The version presented by the Krasnodar Investigative Committee on 24 September stretches credibility to breaking point.  It is claimed that on 6 September, “in monitoring the Internet, the police found that the lawyer had called on people to take part in an unauthorized demonstration, and that they had written a report and initiated administrative proceedings over this.  Then on 9 September, two criminal investigation officers had “noticed” him on Lenin St, provided an explanation and shown their ID, before asking him to go with him to the police. 

“The man got into their car where, along the way, he used violence against the police officers, seizing and biting the arm of one of them, and inflicting no less than three blows with the elbow to the face of the other”.

He faces charges over this story under Article 318 § 1 of Russia’s Criminal Code, with this carrying a sentence of from two to five years’ imprisonment.

The second charge is over alleged behaviour back on 6 May 2018 at the Pyervomaisk District Court where Benyash’s client was facing administrative charges.  Benyash supposedly “repeatedly interrupted, gave instructions, expressed demands and objections against the rulings of the judge” and was eventually ordered to leave.  This he refused to do, and was removed by force.  He is then accused of having tried to ‘obstruct justice’ by returning to the courtroom.
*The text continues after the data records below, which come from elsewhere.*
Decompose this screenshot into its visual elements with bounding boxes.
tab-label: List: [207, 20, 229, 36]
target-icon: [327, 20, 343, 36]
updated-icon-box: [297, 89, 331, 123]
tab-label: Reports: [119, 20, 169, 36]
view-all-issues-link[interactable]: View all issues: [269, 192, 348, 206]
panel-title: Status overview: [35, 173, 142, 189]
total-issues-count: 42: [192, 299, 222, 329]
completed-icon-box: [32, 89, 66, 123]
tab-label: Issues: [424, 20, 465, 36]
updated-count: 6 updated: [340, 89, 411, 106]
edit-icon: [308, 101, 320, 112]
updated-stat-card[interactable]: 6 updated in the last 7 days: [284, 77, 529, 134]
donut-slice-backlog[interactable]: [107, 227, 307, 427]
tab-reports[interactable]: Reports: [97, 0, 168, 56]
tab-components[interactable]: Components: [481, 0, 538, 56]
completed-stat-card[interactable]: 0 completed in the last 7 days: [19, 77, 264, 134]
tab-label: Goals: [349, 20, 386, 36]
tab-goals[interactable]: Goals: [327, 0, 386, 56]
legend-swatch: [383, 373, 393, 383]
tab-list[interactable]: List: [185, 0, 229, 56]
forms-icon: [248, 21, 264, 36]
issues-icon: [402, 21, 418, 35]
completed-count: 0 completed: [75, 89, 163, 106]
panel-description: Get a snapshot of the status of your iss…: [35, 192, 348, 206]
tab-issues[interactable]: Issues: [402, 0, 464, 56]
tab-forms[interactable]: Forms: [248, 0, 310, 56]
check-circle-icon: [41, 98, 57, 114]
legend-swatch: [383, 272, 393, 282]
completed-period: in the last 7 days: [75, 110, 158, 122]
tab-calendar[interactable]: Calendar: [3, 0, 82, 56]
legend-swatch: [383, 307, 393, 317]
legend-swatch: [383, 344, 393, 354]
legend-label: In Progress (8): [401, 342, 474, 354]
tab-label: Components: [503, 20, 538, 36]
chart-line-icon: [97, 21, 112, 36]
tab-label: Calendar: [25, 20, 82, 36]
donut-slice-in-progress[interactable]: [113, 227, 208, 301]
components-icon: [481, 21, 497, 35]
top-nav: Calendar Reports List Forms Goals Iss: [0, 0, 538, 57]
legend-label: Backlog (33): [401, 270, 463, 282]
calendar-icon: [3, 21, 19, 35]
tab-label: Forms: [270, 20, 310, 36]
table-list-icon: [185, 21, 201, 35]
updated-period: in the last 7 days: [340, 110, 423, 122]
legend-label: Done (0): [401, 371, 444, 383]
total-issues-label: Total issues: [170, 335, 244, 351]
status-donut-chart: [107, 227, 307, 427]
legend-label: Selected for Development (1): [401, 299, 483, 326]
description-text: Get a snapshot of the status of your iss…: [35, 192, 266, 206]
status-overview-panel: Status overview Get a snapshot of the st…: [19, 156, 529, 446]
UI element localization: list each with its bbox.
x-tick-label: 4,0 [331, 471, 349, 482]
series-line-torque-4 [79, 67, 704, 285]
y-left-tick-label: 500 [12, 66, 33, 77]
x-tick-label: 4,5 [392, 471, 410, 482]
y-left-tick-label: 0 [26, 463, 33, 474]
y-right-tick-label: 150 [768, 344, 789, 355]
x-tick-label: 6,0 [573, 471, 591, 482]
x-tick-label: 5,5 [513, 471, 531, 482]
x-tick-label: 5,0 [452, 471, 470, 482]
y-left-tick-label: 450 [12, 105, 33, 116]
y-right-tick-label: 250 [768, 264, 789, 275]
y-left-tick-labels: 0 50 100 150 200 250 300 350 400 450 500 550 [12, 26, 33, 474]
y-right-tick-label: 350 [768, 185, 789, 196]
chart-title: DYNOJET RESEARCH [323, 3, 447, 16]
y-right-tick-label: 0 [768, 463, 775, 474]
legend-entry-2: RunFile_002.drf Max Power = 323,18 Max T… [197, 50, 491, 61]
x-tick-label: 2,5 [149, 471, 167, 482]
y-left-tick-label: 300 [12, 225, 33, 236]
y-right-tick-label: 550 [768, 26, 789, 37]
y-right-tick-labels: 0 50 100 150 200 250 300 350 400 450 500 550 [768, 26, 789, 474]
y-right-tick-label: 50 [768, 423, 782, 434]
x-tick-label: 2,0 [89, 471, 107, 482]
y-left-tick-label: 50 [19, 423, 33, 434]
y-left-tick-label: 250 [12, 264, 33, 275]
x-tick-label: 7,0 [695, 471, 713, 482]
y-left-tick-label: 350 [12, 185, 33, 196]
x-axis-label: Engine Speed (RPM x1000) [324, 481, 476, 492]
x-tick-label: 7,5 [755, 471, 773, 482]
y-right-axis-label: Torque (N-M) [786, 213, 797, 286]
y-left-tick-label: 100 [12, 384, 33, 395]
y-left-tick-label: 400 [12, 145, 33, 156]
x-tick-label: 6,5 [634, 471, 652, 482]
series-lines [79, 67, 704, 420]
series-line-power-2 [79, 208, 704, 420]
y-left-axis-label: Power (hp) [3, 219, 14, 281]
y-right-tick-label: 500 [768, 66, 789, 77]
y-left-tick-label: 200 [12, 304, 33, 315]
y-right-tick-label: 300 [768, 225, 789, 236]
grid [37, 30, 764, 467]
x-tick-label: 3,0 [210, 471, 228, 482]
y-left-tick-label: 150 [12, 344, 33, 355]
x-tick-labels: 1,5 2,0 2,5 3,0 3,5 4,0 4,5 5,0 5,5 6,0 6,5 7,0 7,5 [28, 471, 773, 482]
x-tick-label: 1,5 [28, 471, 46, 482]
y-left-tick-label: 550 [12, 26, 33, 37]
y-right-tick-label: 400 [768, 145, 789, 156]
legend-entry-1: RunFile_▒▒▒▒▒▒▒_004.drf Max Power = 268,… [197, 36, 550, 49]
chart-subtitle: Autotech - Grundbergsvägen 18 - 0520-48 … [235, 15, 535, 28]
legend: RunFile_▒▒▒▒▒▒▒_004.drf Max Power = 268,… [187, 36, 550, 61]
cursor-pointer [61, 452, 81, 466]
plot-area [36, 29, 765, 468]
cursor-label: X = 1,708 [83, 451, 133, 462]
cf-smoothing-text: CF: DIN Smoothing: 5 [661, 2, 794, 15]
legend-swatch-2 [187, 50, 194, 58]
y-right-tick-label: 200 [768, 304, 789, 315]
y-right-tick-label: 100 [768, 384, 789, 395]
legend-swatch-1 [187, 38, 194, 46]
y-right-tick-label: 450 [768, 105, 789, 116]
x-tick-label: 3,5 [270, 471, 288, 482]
His defence of his client’s interests has thus been qualified as ‘obstruction of justice’ and turned into criminal charges under Article 294  § 1 of the Criminal Code, with this punishable by up to two years’ imprisonment.  

Benyash is due to appear in court on Tuesday for a preventive measure to be imposed. 

This is a new and very disturbing development, one that is doubtless aimed at sending a clear message to other lawyers of what they can expect for carrying out their professional duty.